We compared the performances of GCCA and DGCCA by plotting correlation matrices in the new latent feature space between pairs of imaging modalities (see Fig. 4). Since GCCA and DGCCA maximize correlation between more than two modalities by extracting the top k latent space features (eigenvectors), we evaluate GCCA and DGCCA results by looking at the diagonal values on the correlation matrices. We can see that DGCCA learns much fewer maximally correlated components compared to GCCA, and the chosen k = 20, so for Exp 5, we chose the first 2 components for VBM and the first 8 components for FDG and AV45. In addition, DGCCA results show a discrepancy of the maximally correlated components for AV45 and FDG pair compared to the other two pairs, which require future work to be done investigating these differences using CCA, Deep CCA methods [19].

Further comparison between GCCA and DGCCA is done by plotting variance explained by each feature in original feature space (p = 348), seen in Fig. 3. We can see that nonlinear transformation through neural network can capture more variance in the original data with fewer components.

B. Clustering and Genetic Association Analysis

For each of the six experiments, the transformed data is clustered using agglomerative clustering, then confusion matrices are plotted again assigned case and control (HC/SMC vs. EMCI/LMCI/AD), see Fig. 5. We can see that in Exp 3 and Exp 6, using learned shared representation G from GCCA and DGCCA representation have low true negative rate but the highest true positive rate.

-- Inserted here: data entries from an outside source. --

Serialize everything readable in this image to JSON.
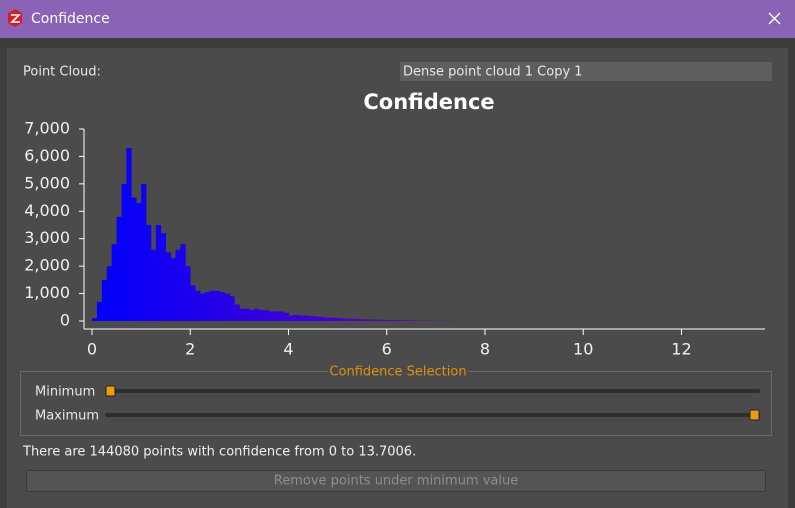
{
  "window": {
    "title": "Confidence"
  },
  "point_cloud": {
    "label": "Point Cloud:",
    "value": "Dense point cloud 1 Copy 1"
  },
  "chart_data": {
    "type": "histogram",
    "title": "Confidence",
    "bins": [
      0,
      0.1,
      0.2,
      0.3,
      0.4,
      0.5,
      0.6,
      0.7,
      0.8,
      0.9,
      1.0,
      1.1,
      1.2,
      1.3,
      1.4,
      1.5,
      1.6,
      1.7,
      1.8,
      1.9,
      2.0,
      2.1,
      2.2,
      2.3,
      2.4,
      2.5,
      2.6,
      2.7,
      2.8,
      2.9,
      3.0,
      3.1,
      3.2,
      3.3,
      3.4,
      3.5,
      3.6,
      3.7,
      3.8,
      3.9,
      4.0,
      4.1,
      4.2,
      4.3,
      4.4,
      4.5,
      4.6,
      4.7,
      4.8,
      4.9,
      5.0,
      5.1,
      5.2,
      5.3,
      5.4,
      5.5,
      5.6,
      5.7,
      5.8,
      5.9,
      6.0,
      6.1,
      6.2,
      6.3,
      6.4,
      6.5,
      6.6,
      6.7,
      6.8,
      6.9,
      7.0,
      7.1,
      7.2,
      7.3,
      7.4,
      7.5,
      7.6,
      7.7,
      7.8,
      7.9,
      8.0,
      8.1,
      8.2,
      8.3
    ],
    "counts": [
      100,
      700,
      1500,
      2000,
      2800,
      3800,
      5000,
      6300,
      4500,
      4300,
      5000,
      3500,
      2600,
      3500,
      3200,
      2500,
      2300,
      2600,
      2800,
      2000,
      1300,
      1100,
      1000,
      1050,
      1100,
      1100,
      1050,
      1000,
      900,
      600,
      450,
      450,
      400,
      450,
      400,
      400,
      350,
      350,
      350,
      300,
      200,
      220,
      200,
      200,
      180,
      170,
      150,
      130,
      120,
      120,
      100,
      90,
      80,
      80,
      70,
      60,
      60,
      50,
      50,
      40,
      40,
      35,
      30,
      30,
      25,
      20,
      20,
      15,
      15,
      10,
      10,
      10,
      8,
      6,
      5,
      5,
      4,
      3,
      3,
      2,
      2,
      2,
      1
    ],
    "color_start": "#0000ff",
    "color_end": "#7a00b0",
    "xlim": [
      0,
      13.7006
    ],
    "xticks": [
      0,
      2,
      4,
      6,
      8,
      10,
      12
    ],
    "ylim": [
      0,
      7000
    ],
    "yticks": [
      0,
      {
        "value": 1000,
        "label": "1,000"
      },
      {
        "value": 2000,
        "label": "2,000"
      },
      {
        "value": 3000,
        "label": "3,000"
      },
      {
        "value": 4000,
        "label": "4,000"
      },
      {
        "value": 5000,
        "label": "5,000"
      },
      {
        "value": 6000,
        "label": "6,000"
      },
      {
        "value": 7000,
        "label": "7,000"
      }
    ]
  },
  "selection": {
    "title": "Confidence Selection",
    "minimum_label": "Minimum",
    "maximum_label": "Maximum"
  },
  "status": "There are 144080 points with confidence from 0 to 13.7006.",
  "button": "Remove points under minimum value"
}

Out of the six experiment, Exp 6 clustered data yield a significant result (p = 1.23e-14,OR = 4.653,95%CI : 3.008, 7.195) in addition to Exp 1 which uses the full feature set, indicating a relatively high level alignment between the data-driven clusters with case control groups.

Figure 5.

Clusters discovered in each experiment vs. case control status.

From the genetic association analyses, p-value after FDR correction from the Pearson’s Chi-squared test are recorded in Table III. Our analyses from original case control, Exp 1 and Exp 6 yielded statistically significant results. All three tests produced significant results for ApoE, the best known genetic risk factor for AD [20]. In addition, clustered results from Exp 6, using learned shared representation from DGCCA, yielded significant results for SNP rs4147929 from ABCA7 gene (χ² = 11.777, FDR-corrected p < 0.05). There has been compelling evidence suggesting that ABCA7 is a risk gene for both early and late-onset AD [21]. In Exp 6, our DGCCA method learned the promising feature representation leading to the discovery of a new population structure with a novel genetic basis (i.e., an ABCA7 SNP), which was not detected by the standard case-control status.

VI. Conclusion

We have proposed a multi-view representation learning framework using deep generalized CCA (DGCCA), and applied it to multi-modal brain imaging data (VBM, FDG, AV45) for identifying population structure. DGCCA is able to capture original data in much fewer maximally correlated components compared to generalized CCA (GCCA) by applying non-linear transformation to each view. Furthermore, we have shown that the learned shared representation, coupled with cluster analysis, can be utilized to identify promising population structure with a stronger genetic basis. In the future, we plan to explore the use of our method to identify not only population structure, but also disease subtypes with novel imaging and genetic characteristics.